My mother says, “This too shall pass”

And “Happiness is something that happens when you’re busy doing something else”

And I should take a class

And she’s worried about her friend who’s been very depressed

And she’s afraid she may try to

You know

Hurt herself

But she’s glad we could meet for lunch

And I’m really looking very well

My friends say, “You’re so talented and intelligent and funny”

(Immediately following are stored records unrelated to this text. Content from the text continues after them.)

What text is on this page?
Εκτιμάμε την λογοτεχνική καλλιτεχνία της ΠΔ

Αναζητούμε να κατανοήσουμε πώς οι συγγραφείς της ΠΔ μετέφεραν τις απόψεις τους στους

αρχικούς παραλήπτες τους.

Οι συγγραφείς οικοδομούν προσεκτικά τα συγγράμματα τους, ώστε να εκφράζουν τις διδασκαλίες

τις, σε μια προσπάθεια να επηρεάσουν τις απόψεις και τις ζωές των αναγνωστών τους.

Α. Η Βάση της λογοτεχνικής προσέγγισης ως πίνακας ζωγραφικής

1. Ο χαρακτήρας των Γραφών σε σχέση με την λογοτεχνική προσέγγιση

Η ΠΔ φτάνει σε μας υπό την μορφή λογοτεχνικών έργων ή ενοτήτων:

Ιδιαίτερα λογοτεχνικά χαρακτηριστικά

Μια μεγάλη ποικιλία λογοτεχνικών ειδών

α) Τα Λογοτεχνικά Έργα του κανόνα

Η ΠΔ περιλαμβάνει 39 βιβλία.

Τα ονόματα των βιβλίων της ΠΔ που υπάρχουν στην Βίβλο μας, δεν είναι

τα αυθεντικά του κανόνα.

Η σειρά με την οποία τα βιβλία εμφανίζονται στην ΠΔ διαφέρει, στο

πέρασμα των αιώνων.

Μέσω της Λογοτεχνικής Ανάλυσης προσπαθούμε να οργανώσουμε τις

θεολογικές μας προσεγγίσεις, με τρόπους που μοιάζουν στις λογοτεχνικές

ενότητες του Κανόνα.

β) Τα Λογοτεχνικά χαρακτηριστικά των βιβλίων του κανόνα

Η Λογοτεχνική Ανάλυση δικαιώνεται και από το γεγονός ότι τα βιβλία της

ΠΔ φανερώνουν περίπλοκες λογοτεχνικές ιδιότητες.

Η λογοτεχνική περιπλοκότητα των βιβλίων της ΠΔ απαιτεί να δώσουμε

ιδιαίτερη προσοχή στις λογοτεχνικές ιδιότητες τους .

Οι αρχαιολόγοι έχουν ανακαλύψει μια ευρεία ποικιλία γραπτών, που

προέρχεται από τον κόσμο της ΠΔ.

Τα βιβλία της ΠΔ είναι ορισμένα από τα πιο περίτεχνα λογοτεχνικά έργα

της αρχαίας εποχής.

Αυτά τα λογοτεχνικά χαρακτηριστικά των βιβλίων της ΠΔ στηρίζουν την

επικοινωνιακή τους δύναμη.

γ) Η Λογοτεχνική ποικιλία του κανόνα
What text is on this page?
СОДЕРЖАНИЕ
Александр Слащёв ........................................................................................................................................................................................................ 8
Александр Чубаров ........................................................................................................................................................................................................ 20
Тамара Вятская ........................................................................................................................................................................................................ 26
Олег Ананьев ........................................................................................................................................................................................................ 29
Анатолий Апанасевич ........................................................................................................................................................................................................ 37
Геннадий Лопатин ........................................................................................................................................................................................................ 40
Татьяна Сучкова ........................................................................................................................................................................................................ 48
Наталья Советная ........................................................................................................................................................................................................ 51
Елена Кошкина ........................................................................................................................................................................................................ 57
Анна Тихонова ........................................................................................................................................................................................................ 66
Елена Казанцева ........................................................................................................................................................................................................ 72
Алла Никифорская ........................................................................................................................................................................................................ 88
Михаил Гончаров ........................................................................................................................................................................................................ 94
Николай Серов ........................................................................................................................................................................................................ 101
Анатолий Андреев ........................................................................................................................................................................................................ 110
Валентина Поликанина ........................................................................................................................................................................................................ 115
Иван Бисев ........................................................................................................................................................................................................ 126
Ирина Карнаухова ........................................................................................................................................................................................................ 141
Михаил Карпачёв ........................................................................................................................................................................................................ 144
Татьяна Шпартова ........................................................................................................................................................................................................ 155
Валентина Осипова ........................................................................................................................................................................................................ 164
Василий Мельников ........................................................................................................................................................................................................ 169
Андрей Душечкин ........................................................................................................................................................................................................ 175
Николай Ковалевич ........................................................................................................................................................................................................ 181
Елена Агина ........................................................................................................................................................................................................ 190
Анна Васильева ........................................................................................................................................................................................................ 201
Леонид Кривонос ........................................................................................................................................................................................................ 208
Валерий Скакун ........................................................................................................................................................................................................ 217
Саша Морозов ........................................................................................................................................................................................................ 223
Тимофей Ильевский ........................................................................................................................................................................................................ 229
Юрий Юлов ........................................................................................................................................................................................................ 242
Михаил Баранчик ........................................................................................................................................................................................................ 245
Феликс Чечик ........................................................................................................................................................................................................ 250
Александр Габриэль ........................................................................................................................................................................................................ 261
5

And they think this is going to be a very good year for me

So even though I don’t enjoy eating

Or listening to music
And I don’t feel safe anywhere anymore
Everyone thinks I’m looking well
So they’d see if there was something wrong.

Wouldn’t they?

 

 

© 1998 Bernice Holtzman


The Refrigerator Door Is Broken

 

by Bernice Holtzman

 

The refrigerator door is broken

Knocked out of alignment somehow

I discover it in the evening

I go to bed and dream that my entire ceiling has fallen in

The girl above me has bookshelves and plants

Water seeps down slowly

Then picks up speed and volume

I frantically move sentimental objects out of the path of the flow

I live with my mother in this dream

I beg her to call the super

But she's on a personal call and refuses to be interrupted

Finally I convince her and the super is called

He needs a work request form filled out before he can respond

I have no choice but to call you

Because you're a renowned plumber, and the best

I phone your office and am transferred three times

When I finally reach you, you reluctantly agree to come

But tell me I must wait until the end of the day

Because you're teaching classes at your international plumbing school

You're uncaring and cold

I go out into the street to pass the time

And find that a Bastille Day festival is in progress

I take a seat at a table

And am approached by a man with a mustache and accent

We chat amiably

He makes advances and when I demur

Things turn ugly and he leaves in a huff

When I get up I realize he has taken my blazer as punishment

I see an ex-boyfriend drive by with another couple in the back seat

They need a fourth

I climb in beside him

But when he starts to drive we go backwards

I feel dizzy but hang on

We stop at a park and put down a blanket

As we're enjoying the day

He tells me he wants to call a woman we saw engaged in a solo sexual activity during our drive

He has dated her before

"We're all the same to you, aren't we?" I ask

"Yes," he replies

He drops me off at a bar and goes to meet her

I wake up disturbed and late for work.

 

I believe this means I need to reevaluate my relationships

Understanding the connection between my unmet childhood needs

And my attempts to reconcile the past

By the choices I make and the men I select in the present

Armed with the knowledge

That I now have the power of an independent, autonomous adult.

Or maybe I just need to fix the refrigerator door.

 

 

© 1999 Bernice Holtzman



Bernice Holtzman is an author of poems, short fiction, autobiographical pieces, two (so far) children’s stories, and all manner of clever commentary. Her work has appeared in The National Poetry Magazine of the Lower East Side. That was 30 years ago, and she’s still talking about it.